AIエージェントが「予約実行」の時代へ―大手3社が同時投入
2026年6月、AI業界に大きな地殻変動が起きています。OpenAI・Anthropic・GoogleというAIプラットフォームの大手3社が、相次いで「スケジュール実行型AIエージェント」をリリースしました。
- OpenAI: ChatGPTに Scheduled Tasks(6/17リリース)
- Anthropic: Claudeに Managed Agents(cronベース、CLI/認証サービス連携、vault管理の環境変数)
- Google: Geminiのスケジュール機能
これまでAIエージェントは「ユーザーが指示を出したときだけ動く」のが基本でしたが、これからは「決まった時刻に自律的にタスクを実行する」ことが前提になります。cronジョブのようにAIをスケジューリングする設計パターンが、開発者にとって必須の知識になりそうです。
DeepGateのエッジAIコンパイラがGoogle製を上回る
エッジデバイス向けAIコンパイラを開発するDeepGateが、同社のコンパイラがGoogleのツールチェーンや各ハードウェアベンダー製ツールチェーンを性能面で上回ったと発表しました。
同社はあわせて、ニューラルアーキテクチャサーチ(NAS)を用いてエッジAI向けモデル設計を自動化する取り組みも公開しています。エッジデバイスはリソース制約が厳しいため、モデルの最適化が極めて重要ですが、NASによってこの工程を自動化できることは、エッジAIの普及を加速する可能性があります。
AIスタートアップ詐欺―オーストラリア人実業家に懲役9年
「AIスタートアップ」と称しながら実際にはAIを持たず、投資家を騙して収益を偽造していたオーストラリアの企業家に対し、懲役9年の実刑判決が下されました。
AIバブルの過熱に伴い、AIを名乗るだけで投資を集められる状況が生まれています。この判決は、AI関連の虚偽表明に対する法執行の強化を示す象徴的な出来事と言えます。投資家側にも、技術的なデューデリジェンスの重要性が改めて浮き彫りになりました。
ローカルLLMの$1800構成が262Kコンテキストを55 tok/sで稼働
LocalLLaMAコミュニティで、4枚のRTX 5060 Ti(16GB)をP2P接続し、Qwen 3.6-27B(FP8)を262Kコンテキスト・BF16 KVキャッシュで55 tok/sで実行する構成が話題になっています。GPU費用はわずか$1800(約27万円)です。
クラウドAPIに頼らず、個人レベルで巨大なコンテキストウィンドウを扱えるローカル環境が構築できるようになっていることは、プライバシーやコスト面で大きな意味を持ちます。コンシューマー向けGPUの進化がローカルLLMの可能性を急速に広げています。
AIエージェントにiOSアプリを操作させる「Agent Device」
Callstack Incubatorが公開した「Agent Device」は、AIエージェント向けのCLIツールで、iOS・Android・TV・デスクトップアプリを操作できます。アクセシビリティツリーをもとにUI要素へ参照(@e1など)でアクセスする仕組みで、Claude CodeやCodexのようなコーディングエージェントから「実機を見て・触る」ことが可能になります。
モバイルアプリの自動テストやアクセシビリティ監査だけでなく、将来的にはモバイルアプリのAI自動操作という新しいユースケースが広がりそうです。

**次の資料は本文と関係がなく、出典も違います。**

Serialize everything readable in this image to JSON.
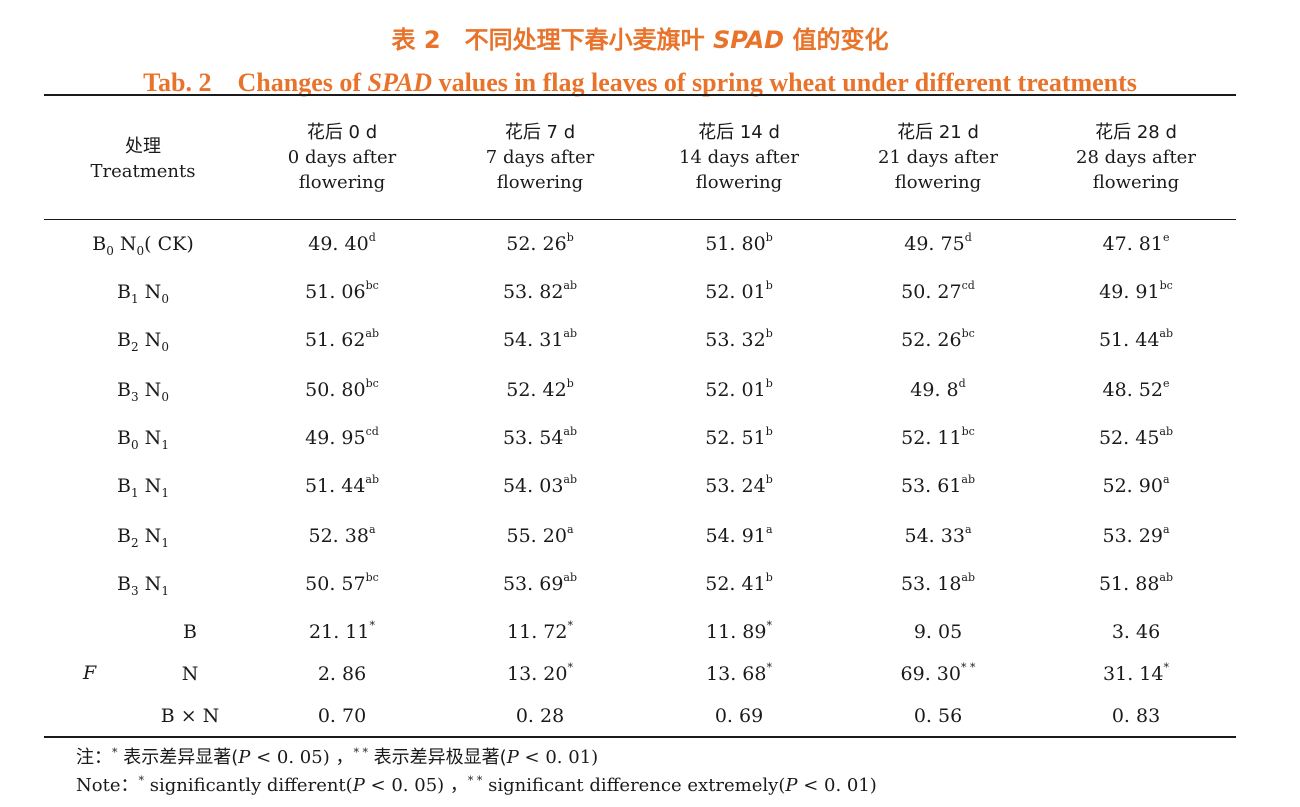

「計画は人間・実行はAI」を約40万セッションが裏づけ
Anthropicが公開した研究「Agentic coding and persistent repositories」で、約40万セッションの分析から、熟練したClaude Codeユーザーは「設計と判断を人間が行い、実行をAIに任せる」というパターンを採用していることが明らかになりました。
具体的には、元に戻せない操作は自分の目で確認してから実行する、コードの細部はAIに任せる、という分担が効果的とのことです。AIコーディングツールの浸透が進む中で、人間とAIの適切な役割分担を実証データに基づいて示した点が注目されます。